L'impact économique serait catastrophique. Les marchés financiers, qui dépendent de transactions à la milliseconde, seraient les premiers touchés. L'accès aux services en nuage (cloud) dont dépendent des millions d'entreprises serait interrompu. Le télétravail, le commerce électronique, les services gouvernementaux en ligne : tout l'édifice de l'économie moderne pourrait s'effondrer. Selon certaines estimations, le coût d'une panne majeure de l'internet pour une économie comme celle des États-Unis dépasserait les 10 milliards de dollars par jour.
Croissance de l'Investissement Annuel dans les Câbles Sous-Marins
La géographie de ces câbles crée également des 'points d'étranglement' naturels. Des passages étroits comme le détroit de Malacca, le canal de Suez, le détroit de Gibraltar ou même les eaux côtières de la Corne de l'Afrique concentrent un grand nombre de câbles dans des corridors restreints.
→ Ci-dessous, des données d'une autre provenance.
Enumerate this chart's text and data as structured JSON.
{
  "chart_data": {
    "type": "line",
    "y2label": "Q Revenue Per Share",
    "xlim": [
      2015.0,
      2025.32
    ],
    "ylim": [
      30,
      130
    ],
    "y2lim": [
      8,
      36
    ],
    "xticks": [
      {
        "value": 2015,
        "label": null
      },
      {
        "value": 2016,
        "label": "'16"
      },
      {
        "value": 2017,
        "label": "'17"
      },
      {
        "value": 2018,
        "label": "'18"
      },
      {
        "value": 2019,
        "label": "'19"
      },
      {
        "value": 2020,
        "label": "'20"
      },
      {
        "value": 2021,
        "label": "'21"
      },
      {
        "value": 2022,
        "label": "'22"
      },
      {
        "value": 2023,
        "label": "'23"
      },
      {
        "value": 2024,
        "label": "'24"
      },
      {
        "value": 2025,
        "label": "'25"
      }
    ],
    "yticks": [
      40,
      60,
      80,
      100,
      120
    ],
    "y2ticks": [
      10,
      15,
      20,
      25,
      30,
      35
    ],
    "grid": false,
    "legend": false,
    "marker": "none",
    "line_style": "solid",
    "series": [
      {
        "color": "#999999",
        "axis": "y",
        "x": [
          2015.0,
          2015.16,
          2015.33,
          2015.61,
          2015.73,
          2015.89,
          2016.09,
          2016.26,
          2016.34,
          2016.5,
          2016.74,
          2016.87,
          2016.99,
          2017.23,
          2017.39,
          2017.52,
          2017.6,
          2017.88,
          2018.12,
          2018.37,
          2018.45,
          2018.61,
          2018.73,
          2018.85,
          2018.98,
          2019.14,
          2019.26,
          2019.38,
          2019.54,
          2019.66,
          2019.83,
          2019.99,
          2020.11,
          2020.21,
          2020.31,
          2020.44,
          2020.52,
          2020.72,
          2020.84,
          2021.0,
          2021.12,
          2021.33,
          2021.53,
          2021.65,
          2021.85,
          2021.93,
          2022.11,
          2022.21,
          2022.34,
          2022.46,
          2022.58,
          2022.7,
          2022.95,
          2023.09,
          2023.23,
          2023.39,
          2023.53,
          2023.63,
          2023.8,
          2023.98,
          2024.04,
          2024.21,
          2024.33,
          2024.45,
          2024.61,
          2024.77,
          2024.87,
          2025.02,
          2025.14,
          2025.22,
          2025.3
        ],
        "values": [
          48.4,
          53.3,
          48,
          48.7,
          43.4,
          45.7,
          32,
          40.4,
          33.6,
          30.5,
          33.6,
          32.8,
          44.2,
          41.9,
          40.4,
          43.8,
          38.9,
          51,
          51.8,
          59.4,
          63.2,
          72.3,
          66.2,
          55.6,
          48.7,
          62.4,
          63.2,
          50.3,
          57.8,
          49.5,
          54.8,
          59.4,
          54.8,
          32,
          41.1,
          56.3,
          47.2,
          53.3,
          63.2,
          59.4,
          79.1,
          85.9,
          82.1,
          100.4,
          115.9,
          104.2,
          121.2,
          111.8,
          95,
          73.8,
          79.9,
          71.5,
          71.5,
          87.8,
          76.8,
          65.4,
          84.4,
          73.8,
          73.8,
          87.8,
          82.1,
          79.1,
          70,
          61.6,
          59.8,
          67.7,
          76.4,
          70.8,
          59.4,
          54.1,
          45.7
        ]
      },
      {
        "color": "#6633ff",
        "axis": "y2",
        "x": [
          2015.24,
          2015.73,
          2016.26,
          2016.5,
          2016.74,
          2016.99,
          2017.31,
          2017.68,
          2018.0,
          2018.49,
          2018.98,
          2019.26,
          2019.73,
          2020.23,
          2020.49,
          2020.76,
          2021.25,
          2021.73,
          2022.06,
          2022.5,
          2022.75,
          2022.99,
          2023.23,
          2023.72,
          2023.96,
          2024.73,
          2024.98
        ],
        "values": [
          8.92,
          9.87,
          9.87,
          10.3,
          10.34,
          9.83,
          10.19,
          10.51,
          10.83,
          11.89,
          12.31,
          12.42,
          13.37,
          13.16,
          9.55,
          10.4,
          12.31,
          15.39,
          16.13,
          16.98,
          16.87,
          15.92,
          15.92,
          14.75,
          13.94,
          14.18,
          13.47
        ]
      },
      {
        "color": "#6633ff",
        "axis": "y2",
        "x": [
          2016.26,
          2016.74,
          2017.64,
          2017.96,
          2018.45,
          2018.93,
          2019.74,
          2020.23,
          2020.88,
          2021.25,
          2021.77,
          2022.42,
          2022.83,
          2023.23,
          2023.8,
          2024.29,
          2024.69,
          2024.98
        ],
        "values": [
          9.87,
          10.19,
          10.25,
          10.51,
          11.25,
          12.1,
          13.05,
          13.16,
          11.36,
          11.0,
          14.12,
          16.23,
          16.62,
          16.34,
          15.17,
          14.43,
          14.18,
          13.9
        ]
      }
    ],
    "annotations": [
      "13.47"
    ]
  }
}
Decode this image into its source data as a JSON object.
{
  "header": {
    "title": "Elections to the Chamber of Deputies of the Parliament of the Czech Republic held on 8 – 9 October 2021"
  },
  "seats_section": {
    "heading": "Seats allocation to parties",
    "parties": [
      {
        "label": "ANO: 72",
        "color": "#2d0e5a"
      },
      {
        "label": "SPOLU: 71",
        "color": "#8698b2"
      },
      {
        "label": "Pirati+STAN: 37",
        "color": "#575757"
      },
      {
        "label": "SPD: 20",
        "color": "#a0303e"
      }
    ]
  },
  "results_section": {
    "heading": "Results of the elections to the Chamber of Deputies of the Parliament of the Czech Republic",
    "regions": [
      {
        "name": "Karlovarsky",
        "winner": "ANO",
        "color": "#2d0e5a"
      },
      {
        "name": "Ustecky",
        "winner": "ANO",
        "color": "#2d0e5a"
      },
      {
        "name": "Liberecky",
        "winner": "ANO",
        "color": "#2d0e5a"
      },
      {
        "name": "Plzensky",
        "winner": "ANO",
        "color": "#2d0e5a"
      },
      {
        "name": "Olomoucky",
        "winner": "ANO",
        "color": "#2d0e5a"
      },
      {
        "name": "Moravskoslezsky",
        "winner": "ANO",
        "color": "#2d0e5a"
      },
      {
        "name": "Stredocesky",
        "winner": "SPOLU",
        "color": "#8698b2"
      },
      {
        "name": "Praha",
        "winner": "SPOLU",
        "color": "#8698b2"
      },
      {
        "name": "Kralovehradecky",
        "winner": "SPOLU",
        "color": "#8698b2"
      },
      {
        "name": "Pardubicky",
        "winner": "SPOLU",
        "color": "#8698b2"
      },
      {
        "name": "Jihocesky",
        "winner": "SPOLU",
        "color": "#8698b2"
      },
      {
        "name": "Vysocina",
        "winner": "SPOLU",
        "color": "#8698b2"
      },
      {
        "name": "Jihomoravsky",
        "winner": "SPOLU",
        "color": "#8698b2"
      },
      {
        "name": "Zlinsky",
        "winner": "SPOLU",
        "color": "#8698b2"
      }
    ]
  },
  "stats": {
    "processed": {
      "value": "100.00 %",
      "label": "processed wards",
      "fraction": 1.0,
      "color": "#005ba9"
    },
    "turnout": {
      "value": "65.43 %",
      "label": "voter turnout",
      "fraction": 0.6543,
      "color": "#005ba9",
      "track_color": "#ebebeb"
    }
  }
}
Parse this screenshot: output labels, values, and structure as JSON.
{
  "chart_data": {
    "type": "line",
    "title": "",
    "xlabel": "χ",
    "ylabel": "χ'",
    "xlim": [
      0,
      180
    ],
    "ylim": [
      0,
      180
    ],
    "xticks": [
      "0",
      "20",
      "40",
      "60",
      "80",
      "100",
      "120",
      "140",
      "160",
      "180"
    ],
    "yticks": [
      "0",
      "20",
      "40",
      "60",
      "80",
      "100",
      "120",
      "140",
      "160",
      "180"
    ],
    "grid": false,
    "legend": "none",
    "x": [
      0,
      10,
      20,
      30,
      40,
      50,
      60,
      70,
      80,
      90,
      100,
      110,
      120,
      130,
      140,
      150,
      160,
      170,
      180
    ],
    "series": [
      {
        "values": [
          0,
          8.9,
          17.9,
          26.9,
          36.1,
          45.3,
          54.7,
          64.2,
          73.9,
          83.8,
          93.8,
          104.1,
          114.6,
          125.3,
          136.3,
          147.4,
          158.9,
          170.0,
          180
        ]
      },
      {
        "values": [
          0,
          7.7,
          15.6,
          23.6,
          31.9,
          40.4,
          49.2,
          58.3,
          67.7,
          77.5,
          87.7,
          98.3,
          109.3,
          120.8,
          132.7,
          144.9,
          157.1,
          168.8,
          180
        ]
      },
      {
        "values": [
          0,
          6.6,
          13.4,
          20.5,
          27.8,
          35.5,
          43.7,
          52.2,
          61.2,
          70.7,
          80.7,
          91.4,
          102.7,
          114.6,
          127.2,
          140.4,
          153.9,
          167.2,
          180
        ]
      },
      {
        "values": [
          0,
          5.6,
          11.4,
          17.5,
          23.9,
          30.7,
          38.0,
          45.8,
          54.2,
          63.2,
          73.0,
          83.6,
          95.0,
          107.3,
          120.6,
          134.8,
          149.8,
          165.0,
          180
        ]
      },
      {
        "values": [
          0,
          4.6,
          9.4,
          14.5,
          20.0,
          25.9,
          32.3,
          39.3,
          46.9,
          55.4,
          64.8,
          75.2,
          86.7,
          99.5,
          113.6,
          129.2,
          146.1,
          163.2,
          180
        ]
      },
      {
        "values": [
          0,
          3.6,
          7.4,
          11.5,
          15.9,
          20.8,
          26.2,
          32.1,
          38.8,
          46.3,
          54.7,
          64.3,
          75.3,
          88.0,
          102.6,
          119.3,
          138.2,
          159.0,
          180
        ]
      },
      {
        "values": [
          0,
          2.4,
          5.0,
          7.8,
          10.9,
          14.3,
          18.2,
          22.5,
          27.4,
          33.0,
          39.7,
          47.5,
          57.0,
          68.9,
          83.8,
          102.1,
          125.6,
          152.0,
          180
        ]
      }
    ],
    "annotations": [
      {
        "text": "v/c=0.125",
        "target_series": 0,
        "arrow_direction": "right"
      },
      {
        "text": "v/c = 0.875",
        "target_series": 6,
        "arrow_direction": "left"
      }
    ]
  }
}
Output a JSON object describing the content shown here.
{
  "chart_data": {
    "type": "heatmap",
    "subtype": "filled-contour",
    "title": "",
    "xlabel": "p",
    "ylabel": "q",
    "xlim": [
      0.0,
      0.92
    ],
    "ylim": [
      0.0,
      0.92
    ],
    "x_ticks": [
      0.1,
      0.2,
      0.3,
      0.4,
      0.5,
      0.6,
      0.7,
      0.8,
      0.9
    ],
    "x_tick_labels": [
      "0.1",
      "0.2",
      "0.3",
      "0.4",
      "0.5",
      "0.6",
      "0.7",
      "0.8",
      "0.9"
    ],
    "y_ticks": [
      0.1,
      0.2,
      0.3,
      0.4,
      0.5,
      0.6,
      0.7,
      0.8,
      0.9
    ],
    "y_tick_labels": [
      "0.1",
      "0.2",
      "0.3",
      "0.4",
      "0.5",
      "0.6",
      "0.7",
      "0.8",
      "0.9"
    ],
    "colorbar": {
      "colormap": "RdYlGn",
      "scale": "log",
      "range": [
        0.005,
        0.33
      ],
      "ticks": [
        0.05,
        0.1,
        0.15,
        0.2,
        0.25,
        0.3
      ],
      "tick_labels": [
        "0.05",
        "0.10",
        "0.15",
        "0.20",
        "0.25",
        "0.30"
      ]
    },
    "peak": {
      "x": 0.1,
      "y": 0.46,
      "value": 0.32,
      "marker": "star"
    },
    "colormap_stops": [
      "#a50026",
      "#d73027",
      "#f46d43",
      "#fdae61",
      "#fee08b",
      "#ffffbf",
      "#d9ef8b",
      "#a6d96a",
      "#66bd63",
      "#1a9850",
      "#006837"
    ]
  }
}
Ces zones sont à la fois des cibles de choix pour un éventuel sabotage et des points de surveillance privilégiés pour les agences de renseignement.
IV. La course à la sécurisation
Face à cette nouvelle réalité, les États et les entreprises s'organisent. L'OTAN, après les incidents du Nord Stream et les activités suspectes de navires russes près des infrastructures sous-marines, a créé une cellule de coordination pour la protection des infrastructures critiques sous-marines au sein de son commandement maritime. L'objectif est de cartographier les menaces, de partager les renseignements et de coordonner les patrouilles navales.
L'Union européenne n'est pas en reste. Conscient de sa dépendance, Bruxelles a inclus les câbles dans sa stratégie 'Global Gateway', un plan d'investissement visant à concurrencer la Route de la Soie chinoise. Le programme 'Connecting Europe Facility' finance désormais des projets de câbles jugés 'stratégiques', comme celui qui pourrait relier l'Europe à l'Asie via l'Arctique, une route plus courte et qui éviterait les points d'étranglement traditionnels. L'idée est de diversifier les tracés pour accroître la résilience du réseau.
La technologie offre également de nouvelles pistes. Des capteurs acoustiques et sismiques peuvent être intégrés aux câbles pour détecter des activités suspectes à proximité. L'intelligence artificielle est utilisée pour analyser les données de trafic maritime et repérer les comportements anormaux de navires près des tracés de câbles. Enfin, la solution la plus efficace reste la redondance : multiplier le nombre de câbles et de routes pour qu'une coupure en un point n'entraîne pas une panne généralisée. C'est cette logique qui pousse les géants du numérique à investir massivement dans de nouvelles connexions.
L'infrastructure invisible qui porte notre monde numérique est devenue dangereusement visible sur l'échiquier géopolitique. La course pour contrôler les artères de l'internet est une lutte de pouvoir feutrée, menée avec des milliards de dollars d'investissement, des pressions diplomatiques et des navires espions rôdant dans les profondeurs. Elle révèle une vérité fondamentale de notre époque : la puissance numérique brute repose, en fin de compte, sur un contrôle très concret du monde physique.
Alors que cette compétition s'intensifie, la grande question demeure : le droit international peut-il s'adapter ? La Convention des Nations unies sur le droit de la mer, rédigée bien avant l'avènement de l'internet de masse, offre une protection limitée. Un nouveau cadre de gouvernance mondiale pour les infrastructures sous-marines semble indispensable pour éviter que les fonds marins ne deviennent une zone de non-droit, où la moindre coupure de câble pourrait déclencher la prochaine crise internationale majeure. Le calme apparent des abysses cache une tension qui ne fera que croître.